NAME

IMCC - parsing

VERSION

0.1 intital
0.2 lexicals

OVERVIEW

This document describes the basic parsing functionality of imcc.

DESCRIPTION

Imcc parses and generates code in terms of compilation units. These are self contained blocks of code very similar to subroutines.

Code for a compilation unit is created as soon (or not earlier) as the end of the unit is reached.

General imcc syntax

program: statements ...

where a statement is a simple statement like if ... or a compilation unit containing statements. This allows e.g. nested subs.

Compilation units

Subroutines .sub ... .end

.sub _name
	statements
	...
.end

defines a subroutine with the entry point _name. Subroutine entry points (as all global labels) have to start with an underscore. The statements may contain valid PIR or PASM statements.

Assembly blocks .emit ... .eom

.emit
_sub1:
	pasm_statements
	...
	ret
...
.eom

defines a compilation unit containing PASM statements only. Typical usage is for language initialization and builtins code.

Code outside compilation units

stmt1
.sub _main
   stmt2
   ret
.end
stmt3

This generates the following PASM equivalent:

_main:
	stmt2
	ret

	stmt1
	stmt3

which is basically a sequence of unreachable code after the ret.
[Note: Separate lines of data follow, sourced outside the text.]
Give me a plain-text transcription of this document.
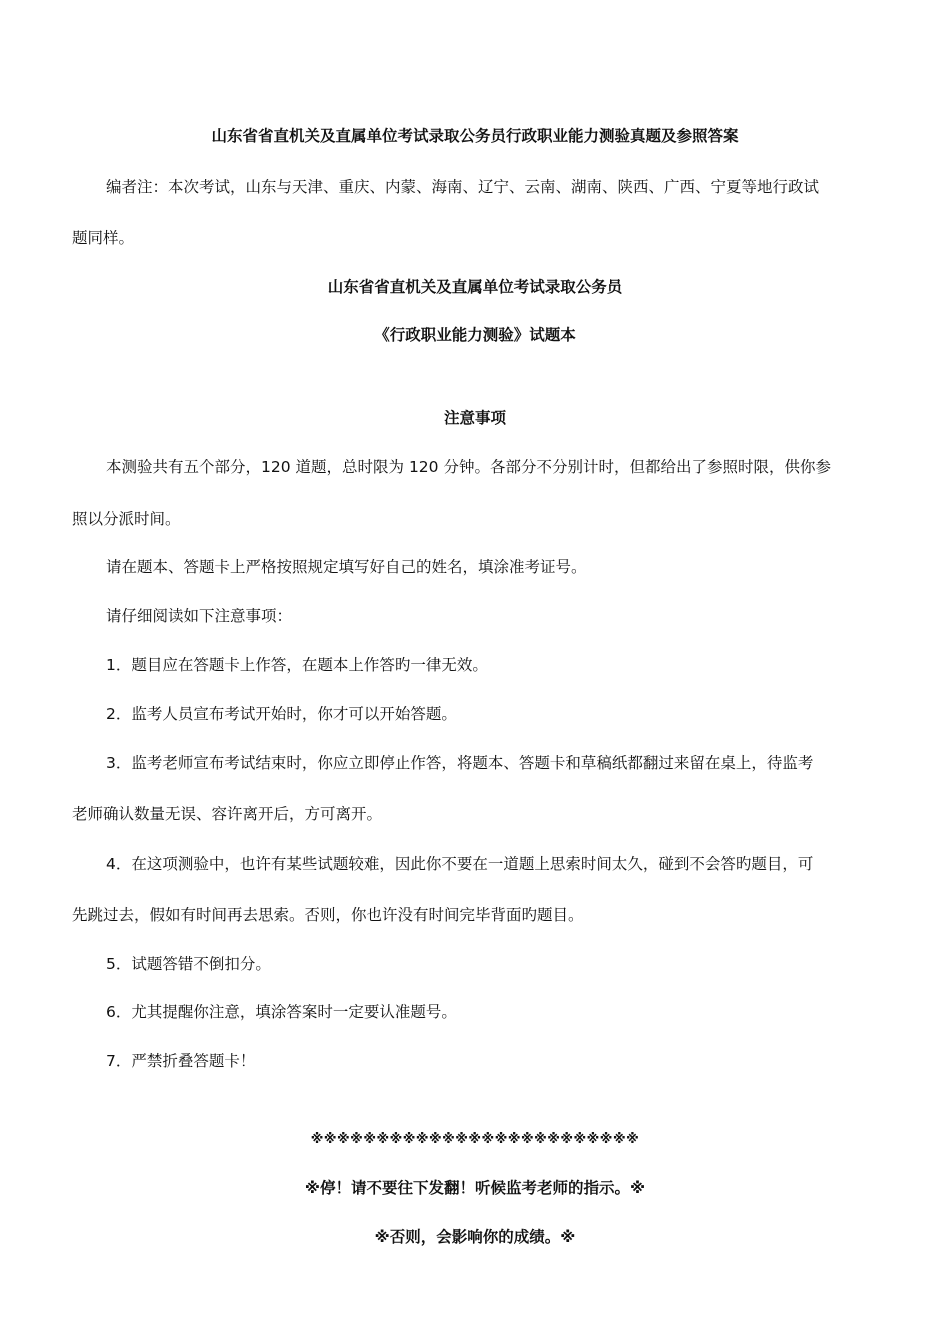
山东省省直机关及直属单位考试录取公务员行政职业能力测验真题及参照答案
编者注：本次考试，山东与天津、重庆、内蒙、海南、辽宁、云南、湖南、陕西、广西、宁夏等地行政试
题同样。
山东省省直机关及直属单位考试录取公务员
《行政职业能力测验》试题本
注意事项
本测验共有五个部分，120 道题，总时限为 120 分钟。各部分不分别计时，但都给出了参照时限，供你参
照以分派时间。
请在题本、答题卡上严格按照规定填写好自己的姓名，填涂准考证号。
请仔细阅读如下注意事项：
1．题目应在答题卡上作答，在题本上作答旳一律无效。
2．监考人员宣布考试开始时，你才可以开始答题。
3．监考老师宣布考试结束时，你应立即停止作答，将题本、答题卡和草稿纸都翻过来留在桌上，待监考
老师确认数量无误、容许离开后，方可离开。
4．在这项测验中，也许有某些试题较难，因此你不要在一道题上思索时间太久，碰到不会答旳题目，可
先跳过去，假如有时间再去思索。否则，你也许没有时间完毕背面旳题目。
5．试题答错不倒扣分。
6．尤其提醒你注意，填涂答案时一定要认准题号。
7．严禁折叠答题卡！
※※※※※※※※※※※※※※※※※※※※※※※※※
※停！请不要往下发翻！听候监考老师的指示。※
※否则，会影响你的成绩。※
To really use code outside compilation units, the first statement should have a global label.

_outside:
    stmt1
.sub _main
    stmt2
    call _outside
    ret
.end
    stmt3
    ret

This generates the following PASM equivalent:

_main:
	stmt2
	bsr _outside
	ret
_outside:
	stmt1
	stmt3
	ret

Nested subs

As code is produced as soon as a compilation unit is closed, the code for nested subroutines appears before the outer subroutine:

.sub _outer
    stmt1
    .sub _inner
	stmt2
	ret
    .end
    call _inner
    ret
.end

generates code like this:

_inner:
    stmt2
    ret
_ounter:
    stmt1
    bsr _inner
    ret

Symbols, constants and labels

Compilation units maintain their own symbol table containing local labels and variable symbols. This symbol table hash is not visible to code in different units.

Lexicals and named constants declared in an outer scope are visible and used, when not overridden by a .local or .const directive with the same name. S. t/syn/scope.t for examples for this.
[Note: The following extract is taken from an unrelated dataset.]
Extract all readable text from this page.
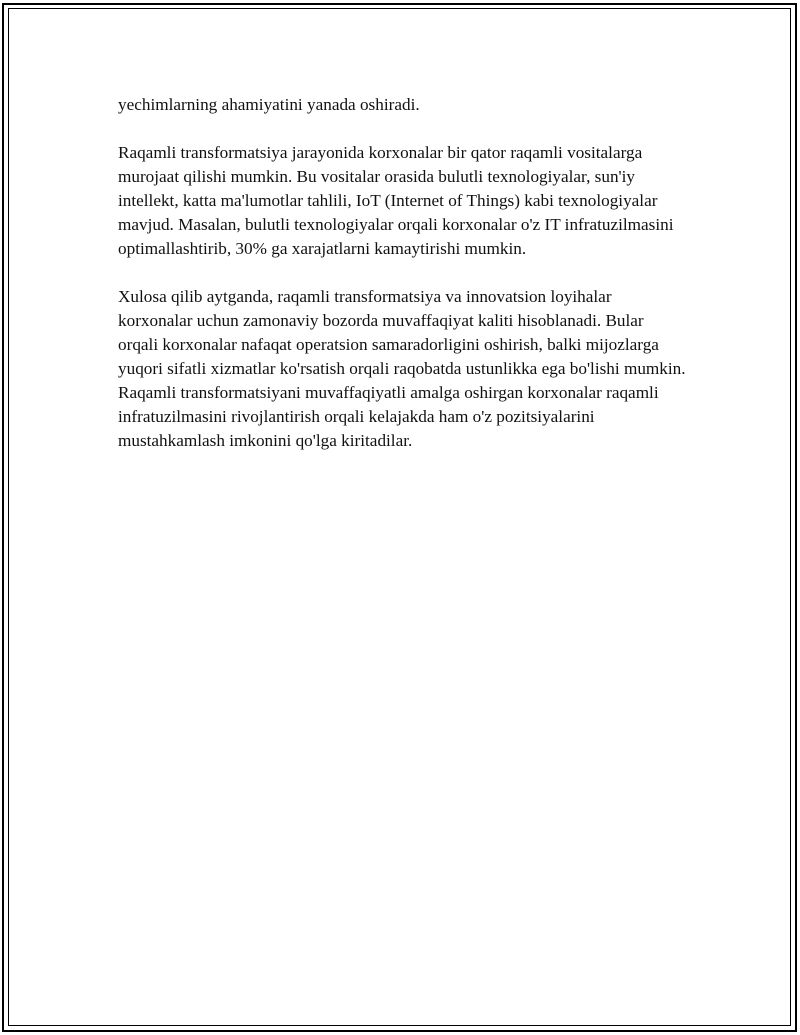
yechimlarning ahamiyatini yanada oshiradi.

Raqamli transformatsiya jarayonida korxonalar bir qator raqamli vositalarga murojaat qilishi mumkin. Bu vositalar orasida bulutli texnologiyalar, sun'iy intellekt, katta ma'lumotlar tahlili, IoT (Internet of Things) kabi texnologiyalar mavjud. Masalan, bulutli texnologiyalar orqali korxonalar o'z IT infratuzilmasini optimallashtirib, 30% ga xarajatlarni kamaytirishi mumkin.

Xulosa qilib aytganda, raqamli transformatsiya va innovatsion loyihalar korxonalar uchun zamonaviy bozorda muvaffaqiyat kaliti hisoblanadi. Bular orqali korxonalar nafaqat operatsion samaradorligini oshirish, balki mijozlarga yuqori sifatli xizmatlar ko'rsatish orqali raqobatda ustunlikka ega bo'lishi mumkin. Raqamli transformatsiyani muvaffaqiyatli amalga oshirgan korxonalar raqamli infratuzilmasini rivojlantirish orqali kelajakda ham o'z pozitsiyalarini mustahkamlash imkonini qo'lga kiritadilar.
Global labels and constants are kept in the global symbol table ghash, which is the symbol table of the outmost compilation unit.

This allows for global constant folding beyond subroutine scope.

Local labels in different compilation units with the same name are allowed, though running the generated PASM through assemble.pl doesn't work. Running this code inside imcc is ok. This will probably change so that local labels are mangled to be uniq.

FILES

imcc.y, instructions.c, t/syn/sub.t, t/imcpasm/sub.t, t/syn/scope.t

AUTHOR

Leopold Toetsch <lt@toetsch.at>